= Exerkine =

Signaling molecules induced by exercise that mediate its systemic effects

An exerkine is a signaling molecule released in response to exercise that helps mediate systemic adaptations to exercise.

== Types ==
Exerkines come in many forms, including hormones, metabolites, proteins and nucleic acids; are synthesized and secreted from multiple tissues and cell types; and exert their effects through endocrine, paracrine and/or autocrine pathways. These effects are thought to underlie many health benefits of exercise in terms of enhanced resilience, healthspan, and longevity.

== Exercise endocrinology ==
The study of exerkines is the focus of the field of exercise endocrinology.
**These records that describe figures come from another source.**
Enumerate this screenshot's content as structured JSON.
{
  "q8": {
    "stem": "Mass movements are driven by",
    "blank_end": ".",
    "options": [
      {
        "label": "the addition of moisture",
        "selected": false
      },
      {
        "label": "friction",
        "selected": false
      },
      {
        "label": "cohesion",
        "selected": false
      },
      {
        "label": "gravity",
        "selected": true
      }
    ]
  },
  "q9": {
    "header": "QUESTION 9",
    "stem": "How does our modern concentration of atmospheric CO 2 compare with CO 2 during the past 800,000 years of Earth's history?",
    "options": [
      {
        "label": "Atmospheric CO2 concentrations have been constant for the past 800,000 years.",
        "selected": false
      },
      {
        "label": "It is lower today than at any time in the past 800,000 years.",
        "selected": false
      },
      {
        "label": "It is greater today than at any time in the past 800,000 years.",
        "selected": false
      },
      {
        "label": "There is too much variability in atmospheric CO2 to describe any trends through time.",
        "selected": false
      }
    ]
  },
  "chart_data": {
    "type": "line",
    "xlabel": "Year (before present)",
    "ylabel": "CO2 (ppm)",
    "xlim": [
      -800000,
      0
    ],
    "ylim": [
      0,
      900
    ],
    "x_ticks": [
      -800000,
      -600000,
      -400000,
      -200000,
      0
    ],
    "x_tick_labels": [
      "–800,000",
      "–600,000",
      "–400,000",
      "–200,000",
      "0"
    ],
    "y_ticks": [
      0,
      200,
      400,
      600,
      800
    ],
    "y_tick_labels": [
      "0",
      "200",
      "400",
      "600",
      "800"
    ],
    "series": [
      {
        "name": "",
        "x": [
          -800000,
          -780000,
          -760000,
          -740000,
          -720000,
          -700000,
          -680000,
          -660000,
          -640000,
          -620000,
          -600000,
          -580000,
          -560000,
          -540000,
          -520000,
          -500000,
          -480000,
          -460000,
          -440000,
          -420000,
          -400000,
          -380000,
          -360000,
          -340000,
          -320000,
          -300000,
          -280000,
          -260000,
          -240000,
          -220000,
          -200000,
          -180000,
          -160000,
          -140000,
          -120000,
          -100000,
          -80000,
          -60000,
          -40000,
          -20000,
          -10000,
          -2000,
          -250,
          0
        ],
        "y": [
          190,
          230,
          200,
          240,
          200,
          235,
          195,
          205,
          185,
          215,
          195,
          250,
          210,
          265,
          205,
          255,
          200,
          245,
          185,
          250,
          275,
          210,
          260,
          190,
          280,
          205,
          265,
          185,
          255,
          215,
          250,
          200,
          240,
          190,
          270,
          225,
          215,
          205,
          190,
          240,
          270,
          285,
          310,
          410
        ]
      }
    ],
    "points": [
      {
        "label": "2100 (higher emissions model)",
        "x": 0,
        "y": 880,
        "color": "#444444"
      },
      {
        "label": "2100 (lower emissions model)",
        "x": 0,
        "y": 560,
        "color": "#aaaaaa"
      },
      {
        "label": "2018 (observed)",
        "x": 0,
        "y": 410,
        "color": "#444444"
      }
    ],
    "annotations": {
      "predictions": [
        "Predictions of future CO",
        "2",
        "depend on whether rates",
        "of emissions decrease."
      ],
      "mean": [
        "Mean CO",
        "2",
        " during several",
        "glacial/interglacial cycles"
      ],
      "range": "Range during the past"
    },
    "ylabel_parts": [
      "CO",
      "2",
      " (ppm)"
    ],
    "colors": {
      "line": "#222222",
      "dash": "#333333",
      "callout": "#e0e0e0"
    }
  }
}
Though the existence of exerkines were hypothesized as early as the 1960s, the identification of the first exerkine, IL-6, which is secreted from contracting muscles, occurred in 2000. In 2012 another exerkine, irisin, was discovered and reported to be involved in the regulation of energy expenditure, attracting significant scientific and public attention. Thousands of potential exerkines have been proposed, although few have been studied in depth.

==Etymology==
'Exerkine' was coined in 2016 by Mark Tarnopolsky and colleagues, based on a portmanteau of 'exercise' and κίνησις (kínēsis, Ancient Greek for 'movement').